La question que vous posez au nom de votre groupe demande une réponse claire, précise et donc pragmatique sur cette problématique des déchets. Dans ce domaine, c’est le manque de clarté et de précision qui conduisent aux situations que nous connaissons aujourd’hui.
 
Il y a une confusion sur les compétences mais aussi sur les fondamentaux
techniques de la gestion des déchets.
 
Vous nous interrogez à nouveau sur une motion qui a été rejetée par notre Assemblée par une large majorité à savoir, 42 voix « contre », 15 « pour » et 6 « non- participation ».
 
Concernant le premier point, je vous réaffirme que le lancement d’une étude n’apporterait de réponse qu’à long terme, mais je vous confirme que, dans le cadre du nouveau plan qui est actuellement en instruction, et dans la suite du plan qui a été voté en 2018, nous avons l’intention d’étudier toutes les solutions et à construire une véritable économie circulaire.
 
Concernant le point deux, sur le referendum local. Si une consultation populaire était organisée sur les propositions que vous formulez, nous entretiendrions encore plus la confusion et pourquoi pas poser la question ultime sur les sites de stockages, dans quels villages etc, etc… Je vous laisse entendre les cris qui monteraient des différents territoires. Il ne serait pas pertinent de proposer un choix entre l’export, la valorisation énergétique ou le stockage, puisque je viens de vous affirmer que nous étions prêts à étudier toutes les options dans le cadre du nouveau plan, hormis, bien sur la question de l’incinérateur définitivement écartée après un large débat et un vote de l’Assemblée de  Corse  pour  des  raisons  juridiques,  écologiques  et  de  modèle  économique (incompatibilité avec le tri généralisé).
 
Sur le point trois, nous sommes encore, malheureusement, dans la confusion des genres.
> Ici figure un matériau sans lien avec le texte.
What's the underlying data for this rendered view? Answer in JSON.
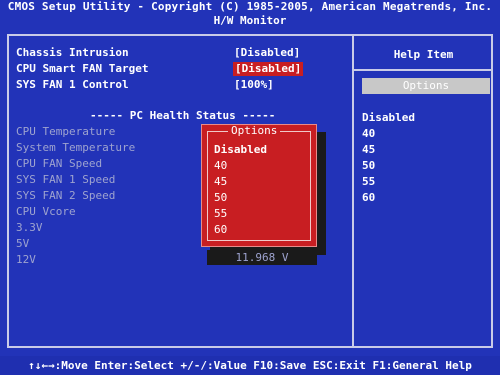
{
  "header": {
    "title": "CMOS Setup Utility - Copyright (C) 1985-2005, American Megatrends, Inc.",
    "subtitle": "H/W Monitor"
  },
  "settings": [
    {
      "label": "Chassis Intrusion",
      "value": "[Disabled]"
    },
    {
      "label": "CPU Smart FAN Target",
      "value": "[Disabled]"
    },
    {
      "label": "SYS FAN 1 Control",
      "value": "[100%]"
    }
  ],
  "health": {
    "section_title": "----- PC Health Status -----",
    "items": [
      "CPU Temperature",
      "System Temperature",
      "CPU FAN Speed",
      "SYS FAN 1 Speed",
      "SYS FAN 2 Speed",
      "CPU Vcore",
      "3.3V",
      "5V",
      "12V"
    ],
    "visible_value_12v": "11.968 V"
  },
  "help": {
    "title": "Help Item",
    "options_label": "Options",
    "options": [
      "Disabled",
      "40",
      "45",
      "50",
      "55",
      "60"
    ]
  },
  "popup": {
    "title": "Options",
    "items": [
      "Disabled",
      "40",
      "45",
      "50",
      "55",
      "60"
    ]
  },
  "footer": {
    "text": "↑↓←→:Move  Enter:Select  +/-/:Value  F10:Save  ESC:Exit  F1:General Help"
  },
  "colors": {
    "background": "#2233b8",
    "selected": "#c81e22",
    "dim_text": "#9ea3cf"
  }
}
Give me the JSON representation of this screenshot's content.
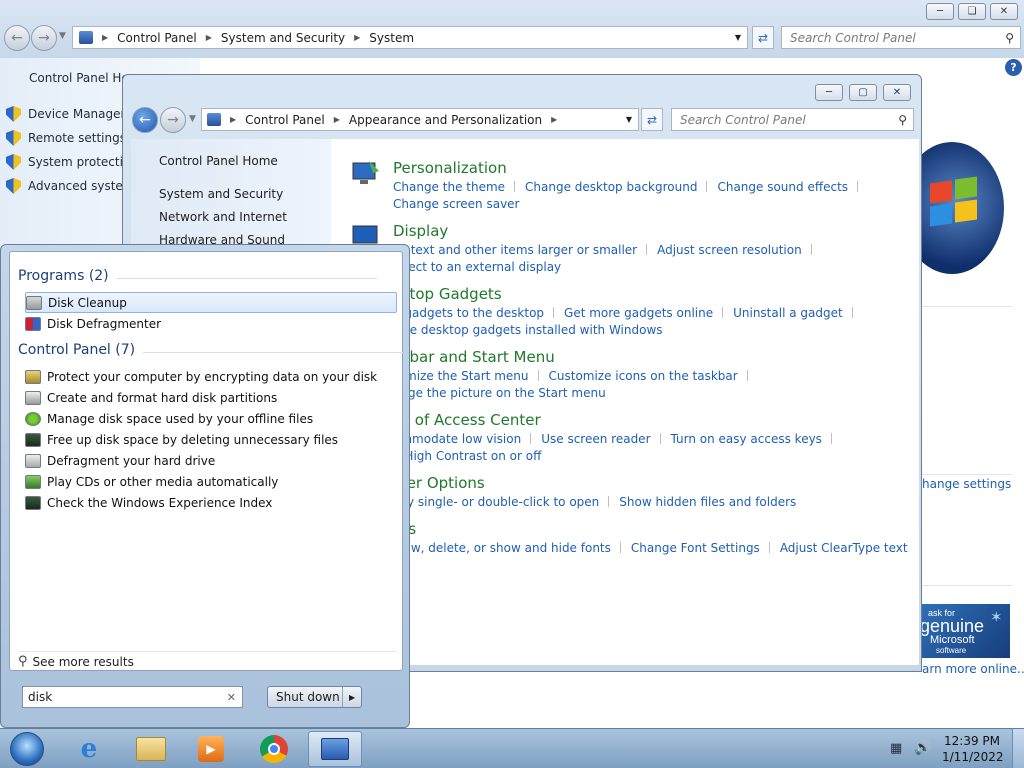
{
  "back_window": {
    "address": {
      "icon": "control-panel-icon",
      "crumbs": [
        "Control Panel",
        "System and Security",
        "System"
      ]
    },
    "search_placeholder": "Search Control Panel",
    "left_nav": {
      "home": "Control Panel Hom",
      "tasks": [
        {
          "label": "Device Manager",
          "icon": "shield-icon"
        },
        {
          "label": "Remote settings",
          "icon": "shield-icon"
        },
        {
          "label": "System protection",
          "icon": "shield-icon"
        },
        {
          "label": "Advanced system",
          "icon": "shield-icon"
        }
      ]
    },
    "change_settings_link": "hange settings",
    "genuine": {
      "line1": "ask for",
      "line2": "genuine",
      "line3": "Microsoft",
      "line4": "software",
      "learn_more": "arn more online..."
    }
  },
  "front_window": {
    "address": {
      "icon": "control-panel-icon",
      "crumbs": [
        "Control Panel",
        "Appearance and Personalization"
      ]
    },
    "search_placeholder": "Search Control Panel",
    "left_nav": [
      "Control Panel Home",
      "System and Security",
      "Network and Internet",
      "Hardware and Sound"
    ],
    "categories": [
      {
        "title": "Personalization",
        "rows": [
          [
            "Change the theme",
            "Change desktop background",
            "Change sound effects"
          ],
          [
            "Change screen saver"
          ]
        ]
      },
      {
        "title": "Display",
        "rows": [
          [
            "ke text and other items larger or smaller",
            "Adjust screen resolution"
          ],
          [
            "nnect to an external display"
          ]
        ]
      },
      {
        "title": "sktop Gadgets",
        "rows": [
          [
            "d gadgets to the desktop",
            "Get more gadgets online",
            "Uninstall a gadget"
          ],
          [
            "tore desktop gadgets installed with Windows"
          ]
        ]
      },
      {
        "title": "skbar and Start Menu",
        "rows": [
          [
            "tomize the Start menu",
            "Customize icons on the taskbar"
          ],
          [
            "ange the picture on the Start menu"
          ]
        ]
      },
      {
        "title": "se of Access Center",
        "rows": [
          [
            "ommodate low vision",
            "Use screen reader",
            "Turn on easy access keys"
          ],
          [
            "n High Contrast on or off"
          ]
        ]
      },
      {
        "title": "lder Options",
        "rows": [
          [
            "cify single- or double-click to open",
            "Show hidden files and folders"
          ]
        ]
      },
      {
        "title": "nts",
        "rows": [
          [
            "view, delete, or show and hide fonts",
            "Change Font Settings",
            "Adjust ClearType text"
          ]
        ]
      }
    ]
  },
  "start_menu": {
    "programs_header": "Programs (2)",
    "programs": [
      {
        "label": "Disk Cleanup",
        "icon": "disk-cleanup-icon",
        "selected": true
      },
      {
        "label": "Disk Defragmenter",
        "icon": "disk-defragmenter-icon",
        "selected": false
      }
    ],
    "control_panel_header": "Control Panel (7)",
    "control_panel": [
      {
        "label": "Protect your computer by encrypting data on your disk",
        "icon": "bitlocker-icon"
      },
      {
        "label": "Create and format hard disk partitions",
        "icon": "partition-icon"
      },
      {
        "label": "Manage disk space used by your offline files",
        "icon": "sync-icon"
      },
      {
        "label": "Free up disk space by deleting unnecessary files",
        "icon": "monitor-icon"
      },
      {
        "label": "Defragment your hard drive",
        "icon": "defrag-icon"
      },
      {
        "label": "Play CDs or other media automatically",
        "icon": "autoplay-icon"
      },
      {
        "label": "Check the Windows Experience Index",
        "icon": "monitor-icon"
      }
    ],
    "see_more": "See more results",
    "search_value": "disk",
    "shutdown_label": "Shut down"
  },
  "taskbar": {
    "apps": [
      "start-orb-icon",
      "internet-explorer-icon",
      "windows-explorer-icon",
      "media-player-icon",
      "chrome-icon",
      "control-panel-icon"
    ],
    "time": "12:39 PM",
    "date": "1/11/2022"
  },
  "colors": {
    "link": "#1e5fb3",
    "category_title": "#1f7a2a",
    "taskbar": "#8fb0cf"
  }
}
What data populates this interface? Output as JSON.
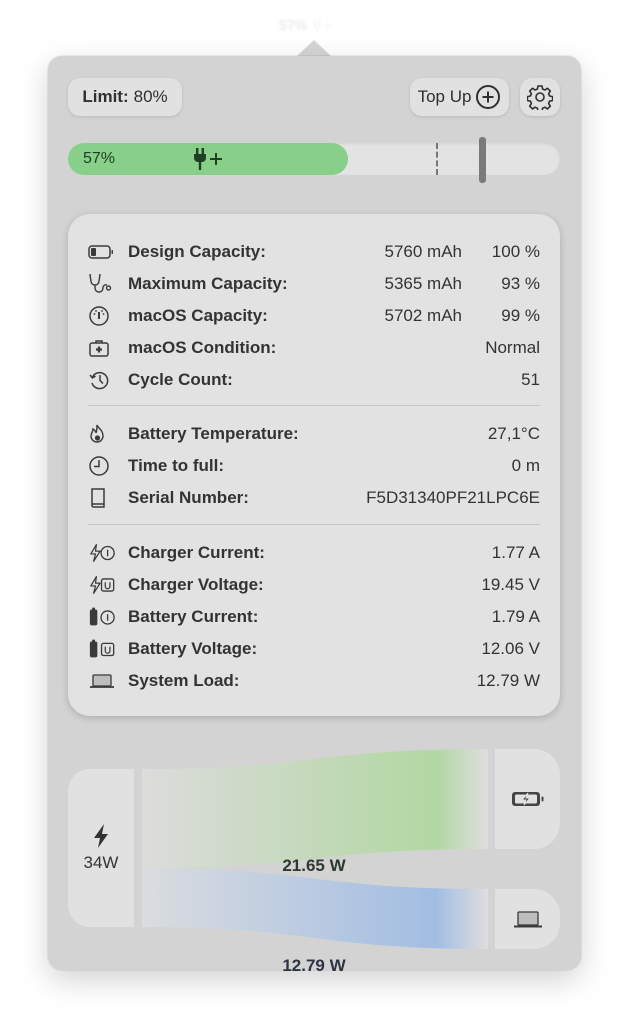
{
  "menubar": {
    "battery_percent": "57%",
    "status_icon": "plug-plus-icon"
  },
  "header": {
    "limit_label": "Limit:",
    "limit_value": "80%",
    "top_up_label": "Top Up",
    "top_up_icon": "plus-circle-icon",
    "settings_icon": "gear-icon"
  },
  "battery_bar": {
    "percent_label": "57%",
    "charge_fraction": 0.57,
    "limit_fraction": 0.8,
    "status_icon": "plug-plus-icon",
    "colors": {
      "fill": "#88cf8a",
      "track": "#e3e3e3"
    }
  },
  "info": {
    "capacity_rows": [
      {
        "icon": "battery-icon",
        "label": "Design Capacity:",
        "value": "5760 mAh",
        "percent": "100 %"
      },
      {
        "icon": "stethoscope-icon",
        "label": "Maximum Capacity:",
        "value": "5365 mAh",
        "percent": "93 %"
      },
      {
        "icon": "gauge-icon",
        "label": "macOS Capacity:",
        "value": "5702 mAh",
        "percent": "99 %"
      },
      {
        "icon": "medical-kit-icon",
        "label": "macOS Condition:",
        "value": "Normal"
      },
      {
        "icon": "history-icon",
        "label": "Cycle Count:",
        "value": "51"
      }
    ],
    "status_rows": [
      {
        "icon": "flame-icon",
        "label": "Battery Temperature:",
        "value": "27,1°C"
      },
      {
        "icon": "clock-icon",
        "label": "Time to full:",
        "value": "0 m"
      },
      {
        "icon": "book-icon",
        "label": "Serial Number:",
        "value": "F5D31340PF21LPC6E"
      }
    ],
    "power_rows": [
      {
        "icon": "charger-current-icon",
        "label": "Charger Current:",
        "value": "1.77 A"
      },
      {
        "icon": "charger-voltage-icon",
        "label": "Charger Voltage:",
        "value": "19.45 V"
      },
      {
        "icon": "battery-current-icon",
        "label": "Battery Current:",
        "value": "1.79 A"
      },
      {
        "icon": "battery-voltage-icon",
        "label": "Battery Voltage:",
        "value": "12.06 V"
      },
      {
        "icon": "laptop-icon",
        "label": "System Load:",
        "value": "12.79 W"
      }
    ]
  },
  "power_flow": {
    "source": {
      "icon": "bolt-icon",
      "label": "34W"
    },
    "battery_flow": {
      "label": "21.65 W",
      "icon": "battery-charging-icon",
      "color": "#b2d7a2"
    },
    "system_flow": {
      "label": "12.79 W",
      "icon": "laptop-icon",
      "color": "#a2bde3"
    }
  }
}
Vous faites référence à l’article 199 de la loi 2010-788 du 12 juillet 2010. Je l’ai bien lu. Cet article ne fait que préciser les obligations dans le cadre du traitement des déchets, pas les nôtres, Monsieur Mondoloni.
 
A ce sujet, nous avons rencontré les responsables de la grande distribution et fait  un  point  détaillé  sur  la  valorisation  de  leurs  déchets,  sur  la  limitation  du suremballage, la distribution des produits en vrac et sur les points de reprise en sortie de caisse. Nous avons même proposé des aides possibles dans le cadre de notre partenariat ADEME-Office de l’Environnement.

 
Il appartient donc maintenant à la grande distribution de continuer à s’organiser,
puisqu’il y en a qui ont déjà commencé à le faire.

 
Concernant le point quatre de votre question, nous mettons tout en œuvre pour renforcer le tri à la source. L’année 2020 sera une étape importante de sa montée en puissance qui nous permettra d’atteindre une valorisation maximale, de rentrer dans une phase de mise en application du plan, d’enclencher un processus vertueux qui nous sortira du marasme.
 
C’est l’objectif des conventions-cadre signées entre l’Etat, notre Collectivité et le SYVADEC et les 19 intercommunalités, qui contrairement à vos affirmations ont été signées par 17 intercommunalités et donc, il en reste deux à signer. Les conventions- cadre sont signées avec les intercommunalités !
 
Les  parties  prenantes  ont  décidé  que  le  premier  acte  concret  de  la contractualisation, destiné à la rendre opérationnelle, serait formalisé par un document d’objectifs, de suivi et d’évaluation, réalisé entre l’OEC et chaque EPCI. Il est normal de s’intéresser à comment nous allons développer, sur l’ensemble des territoires, des méthodes de travail et les besoins matériels nécessaires pour pouvoir atteindre les objectifs du plan.
 
Donc, nous travaillons avec l’ensemble des EPCI, Monsieur Mondoloni.

 
Donc, et d’ici le premier semestre 2020, la plupart des documents d’objectifs, en cours de réalisation, auront été achevés et permettront, en fonction des contraintes propres aux territoires, de mettre en œuvre un tri à la source optimisé, axé sur le développement de la collecte en porte à porte (notamment des bio-déchets et des déchets verts).
Un comité de suivi prendra alors le relais pour évaluer et rectifier, le cas échéant, le dispositif mis en place.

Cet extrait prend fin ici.